Monday, November 1, 2010

Divorce: Three Times a Charm for Charlie Sheen




It's been a tough week for Charlie Sheen. On Tuesday, the 45-year-old actor was hospitalized after an "adverse" reaction to prescription medication. And on Monday (November 1), the "Two and a Half Men" star and wife Brooke Mueller filed for divorce citing "irreconcilable differences."

Back in May, Sheen and Mueller signed a 43-page settlement that divided all their assets and settled a child custody agreement. According to documents obtained by TMZ, the couple are seeking joint custody of their twins, Bob and Max.

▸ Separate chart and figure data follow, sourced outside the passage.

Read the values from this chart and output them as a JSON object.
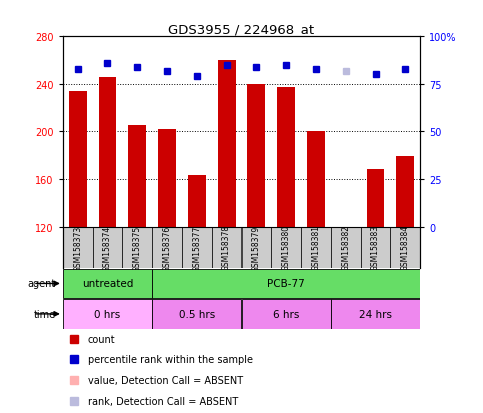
{
  "title": "GDS3955 / 224968_at",
  "samples": [
    "GSM158373",
    "GSM158374",
    "GSM158375",
    "GSM158376",
    "GSM158377",
    "GSM158378",
    "GSM158379",
    "GSM158380",
    "GSM158381",
    "GSM158382",
    "GSM158383",
    "GSM158384"
  ],
  "bar_values": [
    234,
    246,
    205,
    202,
    163,
    260,
    240,
    237,
    200,
    120,
    168,
    179
  ],
  "bar_absent": [
    false,
    false,
    false,
    false,
    false,
    false,
    false,
    false,
    false,
    true,
    false,
    false
  ],
  "rank_values": [
    83,
    86,
    84,
    82,
    79,
    85,
    84,
    85,
    83,
    82,
    80,
    83
  ],
  "rank_absent": [
    false,
    false,
    false,
    false,
    false,
    false,
    false,
    false,
    false,
    true,
    false,
    false
  ],
  "ylim_left": [
    120,
    280
  ],
  "ylim_right": [
    0,
    100
  ],
  "yticks_left": [
    120,
    160,
    200,
    240,
    280
  ],
  "yticks_right": [
    0,
    25,
    50,
    75,
    100
  ],
  "ytick_right_labels": [
    "0",
    "25",
    "50",
    "75",
    "100%"
  ],
  "bar_color": "#CC0000",
  "bar_absent_color": "#FFB0B0",
  "rank_color": "#0000CC",
  "rank_absent_color": "#BBBBDD",
  "background_color": "#FFFFFF",
  "grid_color": "#000000",
  "bar_width": 0.6,
  "agent_groups": [
    {
      "label": "untreated",
      "start": 0,
      "end": 3
    },
    {
      "label": "PCB-77",
      "start": 3,
      "end": 12
    }
  ],
  "agent_color": "#66DD66",
  "time_groups": [
    {
      "label": "0 hrs",
      "start": 0,
      "end": 3
    },
    {
      "label": "0.5 hrs",
      "start": 3,
      "end": 6
    },
    {
      "label": "6 hrs",
      "start": 6,
      "end": 9
    },
    {
      "label": "24 hrs",
      "start": 9,
      "end": 12
    }
  ],
  "time_color_light": "#FFB0FF",
  "time_color_dark": "#EE88EE",
  "sample_box_color": "#CCCCCC",
  "legend_items": [
    {
      "color": "#CC0000",
      "label": "count"
    },
    {
      "color": "#0000CC",
      "label": "percentile rank within the sample"
    },
    {
      "color": "#FFB0B0",
      "label": "value, Detection Call = ABSENT"
    },
    {
      "color": "#BBBBDD",
      "label": "rank, Detection Call = ABSENT"
    }
  ]
}
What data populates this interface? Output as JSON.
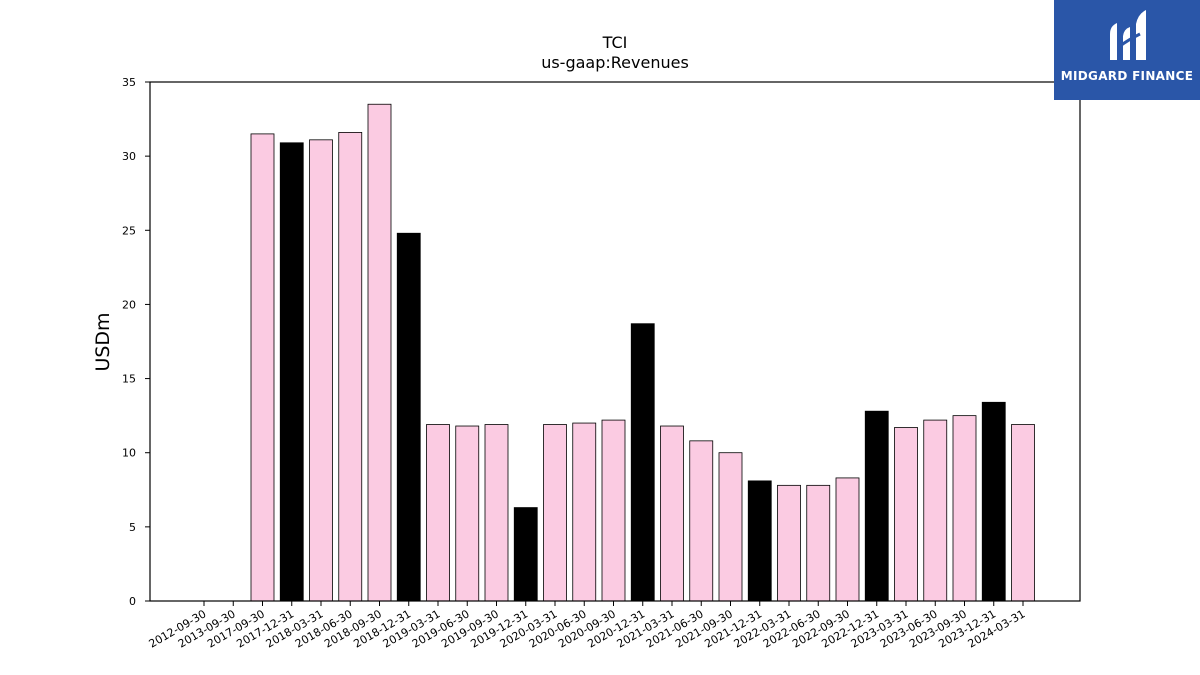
{
  "chart_data": {
    "type": "bar",
    "title": "TCI",
    "subtitle": "us-gaap:Revenues",
    "ylabel": "USDm",
    "xlabel": "",
    "ylim": [
      0,
      35
    ],
    "yticks": [
      0,
      5,
      10,
      15,
      20,
      25,
      30,
      35
    ],
    "grid": false,
    "colors": {
      "q4": "#000000",
      "other": "#fbcbe2",
      "edge": "#000000"
    },
    "categories": [
      "2012-09-30",
      "2013-09-30",
      "2017-09-30",
      "2017-12-31",
      "2018-03-31",
      "2018-06-30",
      "2018-09-30",
      "2018-12-31",
      "2019-03-31",
      "2019-06-30",
      "2019-09-30",
      "2019-12-31",
      "2020-03-31",
      "2020-06-30",
      "2020-09-30",
      "2020-12-31",
      "2021-03-31",
      "2021-06-30",
      "2021-09-30",
      "2021-12-31",
      "2022-03-31",
      "2022-06-30",
      "2022-09-30",
      "2022-12-31",
      "2023-03-31",
      "2023-06-30",
      "2023-09-30",
      "2023-12-31",
      "2024-03-31"
    ],
    "values": [
      0,
      0,
      31.5,
      30.9,
      31.1,
      31.6,
      33.5,
      24.8,
      11.9,
      11.8,
      11.9,
      6.3,
      11.9,
      12.0,
      12.2,
      18.7,
      11.8,
      10.8,
      10.0,
      8.1,
      7.8,
      7.8,
      8.3,
      12.8,
      11.7,
      12.2,
      12.5,
      13.4,
      11.9
    ],
    "series": [
      {
        "values": [
          0,
          0,
          31.5,
          30.9,
          31.1,
          31.6,
          33.5,
          24.8,
          11.9,
          11.8,
          11.9,
          6.3,
          11.9,
          12.0,
          12.2,
          18.7,
          11.8,
          10.8,
          10.0,
          8.1,
          7.8,
          7.8,
          8.3,
          12.8,
          11.7,
          12.2,
          12.5,
          13.4,
          11.9
        ]
      }
    ]
  },
  "logo": {
    "text": "MIDGARD FINANCE",
    "color": "#2a56a8"
  }
}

In addition to physical custody, Mueller will receive $55,000 a month in child support. That monetary sum must be no less than the amount of support he is obliged to pay for his children with ex-wife Denise Richards, as the document reads, "Under no circumstances shall the child support paid by Charlie for Bob and Max be less than the child support paid by Charlie to Denise Richards for Sam and Lola."

The couple, who married in May 2008, have experienced their share of trouble, including a domestic dispute over Christmas at their home in Aspen, Colorado. Sheen had reportedly threatened Mueller with a knife and was charged with misdemeanor third-degree assault as a result of a plea deal. He later entered rehab "as a preventative measure," according to a statement issued by his publicist.